Eating Her Own Words
Chris Brown is living proof that fame can be a ‘monster’ (to quote renowned media critic Lady Gaga). The ‘fame monster’ can swallow people whole and produce its own demon spawn. It’s worth noting that Gaga hasn’t pulled out the torches and pitchforks—that’s one image yet to be associated with her. Perhaps that’s because angry mobs invariably turn out to be the true monster. Or maybe Gaga just doesn’t want to bite the hand that feeds and risk being starved for attention. Group think has obviously been good for her ‘brand’ of individuality and self acceptance. So instead of forming a group to track ‘the fame’ down, Lady Gaga wants other impressionable young women to “walk around delusional about how great they can be—and to fight so hard for it that the lie becomes the truth”. The only problem is whether its possible to believe the lie that image doesn’t really matter—or rather, whether false images of women should become ‘the truth’ (the standard in which to perceive and/or value women).
Witness the way Lady Gaga has struggled with the issue of her own body image over the years –- and how recent images of her body sent the media into a tailspin. The fat shaming proved to be a flashpoint that resulted in an attempted Body Revolution. Gaga called on her Little Monsters to “Be brave and celebrate with us your ‘perceived flaws,’ as society tells us. May we make our flaws famous, and thus redefine the heinous.” In another call to arms, she urged “Now that the body revolution has begun, be brave and post a photo of you that celebrates your triumph over insecurities.”
Lady Gaga’s initiative isn’t so much a revolution but a complete turnaround. It’s part of the feedback loop that is consumer culture. She had previously been called a hypocrite for failing to lead by example, and some of her own followers publicly chastised her for perpetuating the beauty myth when she tweeted Just killed back to back spin classes. Eating a salad dreaming of a cheeseburger #PopSingersDontEat #IWasBornThisWay (10 April, 2012). The myth, of course, is that Gaga wasn’t born this way – the way women view their own bodies (and their so called ‘individuality’) mirrored a broader cultural conspiracy. The conspiracy was that images of beauty were typically used against women to reflect existing social standards: women being objectified and turned into commodities was somehow seen as natural.

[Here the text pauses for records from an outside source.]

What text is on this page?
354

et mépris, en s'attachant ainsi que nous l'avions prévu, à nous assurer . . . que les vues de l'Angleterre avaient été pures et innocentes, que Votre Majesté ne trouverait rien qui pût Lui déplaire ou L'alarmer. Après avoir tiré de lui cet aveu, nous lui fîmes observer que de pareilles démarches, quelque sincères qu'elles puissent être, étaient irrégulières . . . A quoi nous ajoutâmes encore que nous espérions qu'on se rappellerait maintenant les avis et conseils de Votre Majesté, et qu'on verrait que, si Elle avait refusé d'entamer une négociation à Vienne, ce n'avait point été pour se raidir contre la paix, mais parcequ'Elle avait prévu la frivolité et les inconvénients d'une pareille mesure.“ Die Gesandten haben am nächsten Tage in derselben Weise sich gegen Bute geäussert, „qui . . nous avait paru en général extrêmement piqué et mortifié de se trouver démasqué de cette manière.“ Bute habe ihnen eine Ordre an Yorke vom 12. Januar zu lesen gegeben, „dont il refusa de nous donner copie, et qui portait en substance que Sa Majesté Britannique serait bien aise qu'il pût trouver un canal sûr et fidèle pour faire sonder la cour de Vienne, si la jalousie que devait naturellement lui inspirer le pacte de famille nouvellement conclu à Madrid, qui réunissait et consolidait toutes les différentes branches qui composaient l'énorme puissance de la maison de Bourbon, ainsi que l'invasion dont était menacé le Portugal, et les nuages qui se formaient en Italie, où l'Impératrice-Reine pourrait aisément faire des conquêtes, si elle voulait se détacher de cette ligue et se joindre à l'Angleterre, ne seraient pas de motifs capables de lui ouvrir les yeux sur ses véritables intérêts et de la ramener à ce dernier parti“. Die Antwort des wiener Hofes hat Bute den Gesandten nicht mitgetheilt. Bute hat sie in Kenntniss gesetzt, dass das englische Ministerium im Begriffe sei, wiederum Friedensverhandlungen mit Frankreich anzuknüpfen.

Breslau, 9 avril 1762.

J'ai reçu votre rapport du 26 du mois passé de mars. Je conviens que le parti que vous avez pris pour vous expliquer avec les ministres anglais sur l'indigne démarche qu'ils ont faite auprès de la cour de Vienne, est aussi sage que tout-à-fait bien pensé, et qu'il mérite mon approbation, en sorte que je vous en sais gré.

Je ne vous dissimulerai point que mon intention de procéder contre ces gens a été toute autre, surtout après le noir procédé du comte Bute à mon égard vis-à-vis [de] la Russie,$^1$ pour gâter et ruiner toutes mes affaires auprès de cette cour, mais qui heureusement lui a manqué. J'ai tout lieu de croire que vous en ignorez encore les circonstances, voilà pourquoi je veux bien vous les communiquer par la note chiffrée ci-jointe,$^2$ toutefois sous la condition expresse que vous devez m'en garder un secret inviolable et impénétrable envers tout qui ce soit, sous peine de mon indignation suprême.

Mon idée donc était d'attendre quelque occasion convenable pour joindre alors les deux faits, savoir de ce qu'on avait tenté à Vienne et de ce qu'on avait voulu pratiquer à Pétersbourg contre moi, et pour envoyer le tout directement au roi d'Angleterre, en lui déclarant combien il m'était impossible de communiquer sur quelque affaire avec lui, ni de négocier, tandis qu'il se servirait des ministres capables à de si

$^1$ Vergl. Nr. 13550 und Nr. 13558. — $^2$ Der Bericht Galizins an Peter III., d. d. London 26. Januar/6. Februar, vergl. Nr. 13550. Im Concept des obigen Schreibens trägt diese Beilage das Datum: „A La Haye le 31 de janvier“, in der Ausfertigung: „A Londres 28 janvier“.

Gaga was already aware of the tension between image and reality, or when the one gets mis/taken for the other and false images are held up to reflect real life. During the It’s Our Turn conference in February, she encouraged young women to see their inner beauty and asked them to stop dieting to please others. Nonetheless, she couldn’t help but see where they were all coming from: she also confessed to having an eating disorder at the same age and only stopped throwing up because the acid in vomit was damaging her vocal chords. Gaga subsequently told Sirius XM Radio that she had progressed to a drunk diet to help maintain her toned body as an adult.